O pesquisador Stevens, que viveu o cotidiano das ocupações, concorda com a importância de colaborações e o pagamento de algumas taxas para manter as ocupações, “é impressionante o que [os moradores] fazem nas ocupações com tão pouco dinheiro do aluguel. Em termos arquitetônicos, não teriam como pagar pelas reformas”, explicou.

Stevens cita, como exemplo de bom uso de recursos e boa manutenção, a Ocupação Mauá, que fica no antigo prédio do hotel Santos-Dumont e que foi abandonado nos anos 1980. A Mauá é, atualmente, a ocupação mais antiga do centro de São Paulo em atividade. Em 2018, ela completou 11 anos. Os argumentos de Stevens, quanto ao trabalho de reforma urbana e função social dos ocupantes, resumiu-se a uma foto do antigo hotel abandonado ao lado do mesmo prédio, agora reformado e que se tornou símbolo da luta por moradia no estado de São Paulo.

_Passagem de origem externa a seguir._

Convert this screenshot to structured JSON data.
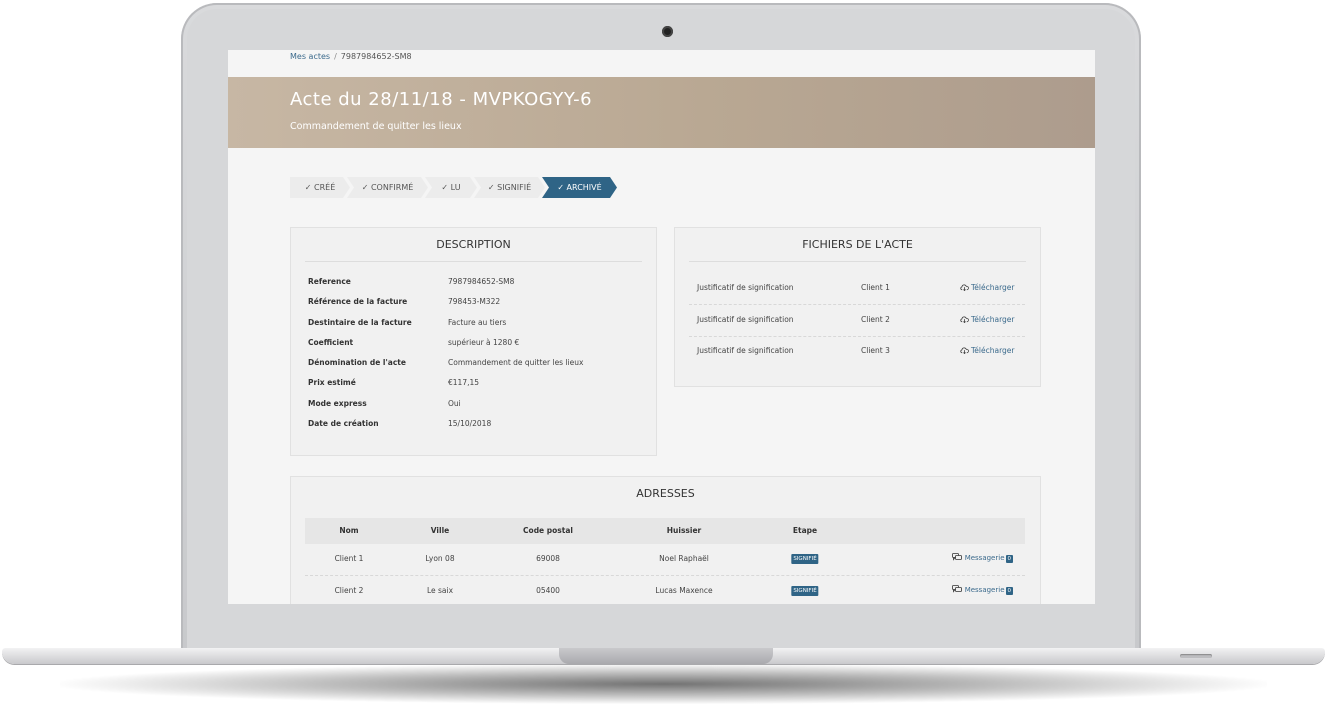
{
  "breadcrumb": {
    "link": "Mes actes",
    "separator": "/",
    "current": "7987984652-SM8"
  },
  "header": {
    "title": "Acte du 28/11/18 - MVPKOGYY-6",
    "subtitle": "Commandement de quitter les lieux"
  },
  "steps": [
    {
      "label": "✓ CRÉÉ",
      "active": false
    },
    {
      "label": "✓ CONFIRMÉ",
      "active": false
    },
    {
      "label": "✓ LU",
      "active": false
    },
    {
      "label": "✓ SIGNIFIÉ",
      "active": false
    },
    {
      "label": "✓ ARCHIVÉ",
      "active": true
    }
  ],
  "description": {
    "title": "DESCRIPTION",
    "fields": [
      {
        "label": "Reference",
        "value": "7987984652-SM8"
      },
      {
        "label": "Référence de la facture",
        "value": "798453-M322"
      },
      {
        "label": "Destintaire de la facture",
        "value": "Facture au tiers"
      },
      {
        "label": "Coefficient",
        "value": "supérieur à 1280 €"
      },
      {
        "label": "Dénomination de l'acte",
        "value": "Commandement de quitter les lieux"
      },
      {
        "label": "Prix estimé",
        "value": "€117,15"
      },
      {
        "label": "Mode express",
        "value": "Oui"
      },
      {
        "label": "Date de création",
        "value": "15/10/2018"
      }
    ]
  },
  "files": {
    "title": "FICHIERS DE L'ACTE",
    "download_label": "Télécharger",
    "rows": [
      {
        "name": "Justificatif de signification",
        "client": "Client 1"
      },
      {
        "name": "Justificatif de signification",
        "client": "Client 2"
      },
      {
        "name": "Justificatif de signification",
        "client": "Client 3"
      }
    ]
  },
  "addresses": {
    "title": "ADRESSES",
    "columns": [
      "Nom",
      "Ville",
      "Code postal",
      "Huissier",
      "Etape"
    ],
    "messaging_label": "Messagerie",
    "rows": [
      {
        "nom": "Client 1",
        "ville": "Lyon 08",
        "code_postal": "69008",
        "huissier": "Noel Raphaël",
        "etape": "SIGNIFIÉ",
        "messages": "0"
      },
      {
        "nom": "Client 2",
        "ville": "Le saix",
        "code_postal": "05400",
        "huissier": "Lucas Maxence",
        "etape": "SIGNIFIÉ",
        "messages": "0"
      }
    ]
  },
  "colors": {
    "accent": "#2f6486",
    "hero_start": "#c7b7a4",
    "hero_end": "#ad9c8d",
    "link": "#3b6a8c"
  },
  "icons": {
    "download": "cloud-download-icon",
    "messaging": "chat-bubbles-icon"
  }
}
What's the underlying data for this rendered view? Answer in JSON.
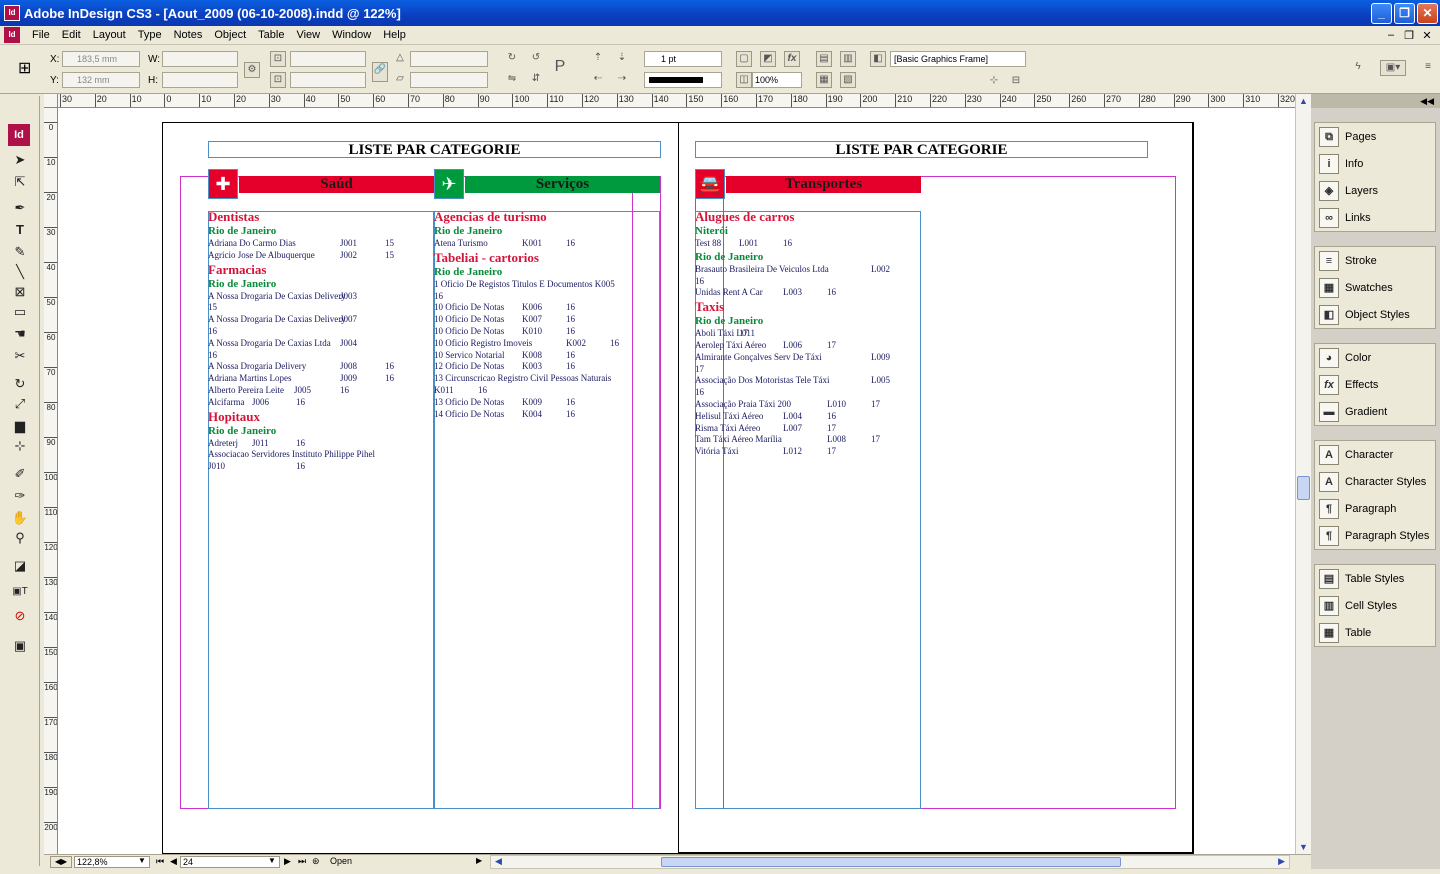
{
  "window": {
    "title": "Adobe InDesign CS3 - [Aout_2009 (06-10-2008).indd @ 122%]",
    "app_icon": "Id"
  },
  "menu": [
    "File",
    "Edit",
    "Layout",
    "Type",
    "Notes",
    "Object",
    "Table",
    "View",
    "Window",
    "Help"
  ],
  "control": {
    "x": "183,5 mm",
    "y": "132 mm",
    "w_label": "W:",
    "h_label": "H:",
    "x_label": "X:",
    "y_label": "Y:",
    "stroke_weight": "1 pt",
    "opacity": "100%",
    "object_style": "[Basic Graphics Frame]"
  },
  "ruler": {
    "h_ticks": [
      "30",
      "20",
      "10",
      "0",
      "10",
      "20",
      "30",
      "40",
      "50",
      "60",
      "70",
      "80",
      "90",
      "100",
      "110",
      "120",
      "130",
      "140",
      "150",
      "160",
      "170",
      "180",
      "190",
      "200",
      "210",
      "220",
      "230",
      "240",
      "250",
      "260",
      "270",
      "280",
      "290",
      "300",
      "310",
      "320"
    ],
    "v_ticks": [
      "0",
      "10",
      "20",
      "30",
      "40",
      "50",
      "60",
      "70",
      "80",
      "90",
      "100",
      "110",
      "120",
      "130",
      "140",
      "150",
      "160",
      "170",
      "180",
      "190",
      "200"
    ]
  },
  "page_left": {
    "title": "LISTE PAR CATEGORIE",
    "cat1": "Saúd",
    "cat2": "Serviços",
    "col1": [
      {
        "t": "h1",
        "text": "Dentistas"
      },
      {
        "t": "h2",
        "text": "Rio de Janeiro"
      },
      {
        "t": "row",
        "name": "Adriana Do Carmo Dias",
        "code": "J001",
        "num": "15"
      },
      {
        "t": "row",
        "name": "Agricio Jose De Albuquerque",
        "code": "J002",
        "num": "15"
      },
      {
        "t": "h1",
        "text": "Farmacias"
      },
      {
        "t": "h2",
        "text": "Rio de Janeiro"
      },
      {
        "t": "row",
        "name": "A Nossa Drogaria De Caxias Delivery",
        "code": "J003",
        "num": ""
      },
      {
        "t": "wrap",
        "text": "15"
      },
      {
        "t": "row",
        "name": "A Nossa Drogaria De Caxias Delivery",
        "code": "J007",
        "num": ""
      },
      {
        "t": "wrap",
        "text": "16"
      },
      {
        "t": "row",
        "name": "A Nossa Drogaria De Caxias Ltda",
        "code": "J004",
        "num": ""
      },
      {
        "t": "wrap",
        "text": "16"
      },
      {
        "t": "row",
        "name": "A Nossa Drogaria Delivery",
        "code": "J008",
        "num": "16"
      },
      {
        "t": "row",
        "name": "Adriana Martins Lopes",
        "code": "J009",
        "num": "16"
      },
      {
        "t": "row2",
        "name": "Alberto Pereira Leite",
        "code": "J005",
        "num": "16"
      },
      {
        "t": "row3",
        "name": "Alcifarma",
        "code": "J006",
        "num": "16"
      },
      {
        "t": "h1",
        "text": "Hopitaux"
      },
      {
        "t": "h2",
        "text": "Rio de Janeiro"
      },
      {
        "t": "row3",
        "name": "Adreterj",
        "code": "J011",
        "num": "16"
      },
      {
        "t": "wrap",
        "text": "Associacao Servidores Instituto Philippe Pihel"
      },
      {
        "t": "row3",
        "name": "J010",
        "code": "",
        "num": "16"
      }
    ],
    "col2": [
      {
        "t": "h1",
        "text": "Agencias de turismo"
      },
      {
        "t": "h2",
        "text": "Rio de Janeiro"
      },
      {
        "t": "row",
        "name": "Atena Turismo",
        "code": "K001",
        "num": "16"
      },
      {
        "t": "h1",
        "text": "Tabeliai - cartorios"
      },
      {
        "t": "h2",
        "text": "Rio de Janeiro"
      },
      {
        "t": "wrap",
        "text": "1 Oficio De Registos Titulos E Documentos  K005"
      },
      {
        "t": "wrap",
        "text": "16"
      },
      {
        "t": "row",
        "name": "10 Oficio De Notas",
        "code": "K006",
        "num": "16"
      },
      {
        "t": "row",
        "name": "10 Oficio De Notas",
        "code": "K007",
        "num": "16"
      },
      {
        "t": "row",
        "name": "10 Oficio De Notas",
        "code": "K010",
        "num": "16"
      },
      {
        "t": "rowk",
        "name": "10 Oficio Registro Imoveis",
        "code": "K002",
        "num": "16"
      },
      {
        "t": "row",
        "name": "10 Servico Notarial",
        "code": "K008",
        "num": "16"
      },
      {
        "t": "row",
        "name": "12 Oficio De Notas",
        "code": "K003",
        "num": "16"
      },
      {
        "t": "wrap",
        "text": "13 Circunscricao Registro Civil Pessoas Naturais"
      },
      {
        "t": "row3",
        "name": "K011",
        "code": "16",
        "num": ""
      },
      {
        "t": "row",
        "name": "13 Oficio De Notas",
        "code": "K009",
        "num": "16"
      },
      {
        "t": "row",
        "name": "14 Oficio De Notas",
        "code": "K004",
        "num": "16"
      }
    ]
  },
  "page_right": {
    "title": "LISTE PAR CATEGORIE",
    "cat1": "Transportes",
    "col1": [
      {
        "t": "h1",
        "text": "Alugues de carros"
      },
      {
        "t": "h2",
        "text": "Niterói"
      },
      {
        "t": "row3",
        "name": "Test 88",
        "code": "L001",
        "num": "16"
      },
      {
        "t": "h2",
        "text": "Rio de Janeiro"
      },
      {
        "t": "rowL",
        "name": "Brasauto Brasileira De Veiculos Ltda",
        "code": "L002",
        "num": ""
      },
      {
        "t": "wrap",
        "text": "16"
      },
      {
        "t": "row2",
        "name": "Unidas Rent A Car",
        "code": "L003",
        "num": "16"
      },
      {
        "t": "h1",
        "text": "Taxis"
      },
      {
        "t": "h2",
        "text": "Rio de Janeiro"
      },
      {
        "t": "row3",
        "name": "Aboli Táxi L011",
        "code": "17",
        "num": ""
      },
      {
        "t": "row2",
        "name": "Aerolep Táxi Aéreo",
        "code": "L006",
        "num": "17"
      },
      {
        "t": "rowL",
        "name": "Almirante Gonçalves Serv De Táxi",
        "code": "L009",
        "num": ""
      },
      {
        "t": "wrap",
        "text": "17"
      },
      {
        "t": "rowL",
        "name": "Associação Dos Motoristas Tele Táxi",
        "code": "L005",
        "num": ""
      },
      {
        "t": "wrap",
        "text": "16"
      },
      {
        "t": "rowM",
        "name": "Associação Praia Táxi 200",
        "code": "L010",
        "num": "17"
      },
      {
        "t": "row2",
        "name": "Helisul Táxi Aéreo",
        "code": "L004",
        "num": "16"
      },
      {
        "t": "row2",
        "name": "Risma Táxi Aéreo",
        "code": "L007",
        "num": "17"
      },
      {
        "t": "rowM",
        "name": "Tam Táxi Aéreo Marília",
        "code": "L008",
        "num": "17"
      },
      {
        "t": "row2",
        "name": "Vitória Táxi",
        "code": "L012",
        "num": "17"
      }
    ]
  },
  "statusbar": {
    "zoom": "122,8%",
    "page": "24",
    "status": "Open"
  },
  "panels": [
    [
      "Pages",
      "Info",
      "Layers",
      "Links"
    ],
    [
      "Stroke",
      "Swatches",
      "Object Styles"
    ],
    [
      "Color",
      "Effects",
      "Gradient"
    ],
    [
      "Character",
      "Character Styles",
      "Paragraph",
      "Paragraph Styles"
    ],
    [
      "Table Styles",
      "Cell Styles",
      "Table"
    ]
  ],
  "colors": {
    "accent_red": "#e4002b",
    "accent_green": "#009a3e",
    "frame_blue": "#4a90c8",
    "margin_magenta": "#cc33cc"
  }
}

Ocupação Mauá, no prédio do antigo hotel Santos-Dumont antes (esquerda) e depois (direita) de ser ocupada
Ocupação Mauá, no prédio do antigo hotel Santos-Dumont antes (esquerda) e depois (direita) de ser ocupada

No debate sobre os sistemas alternativos de como ter acesso à moradia, toda informação é pouca. Trata-se de uma realidade complexa e da qual o Estado está longe de dar conta.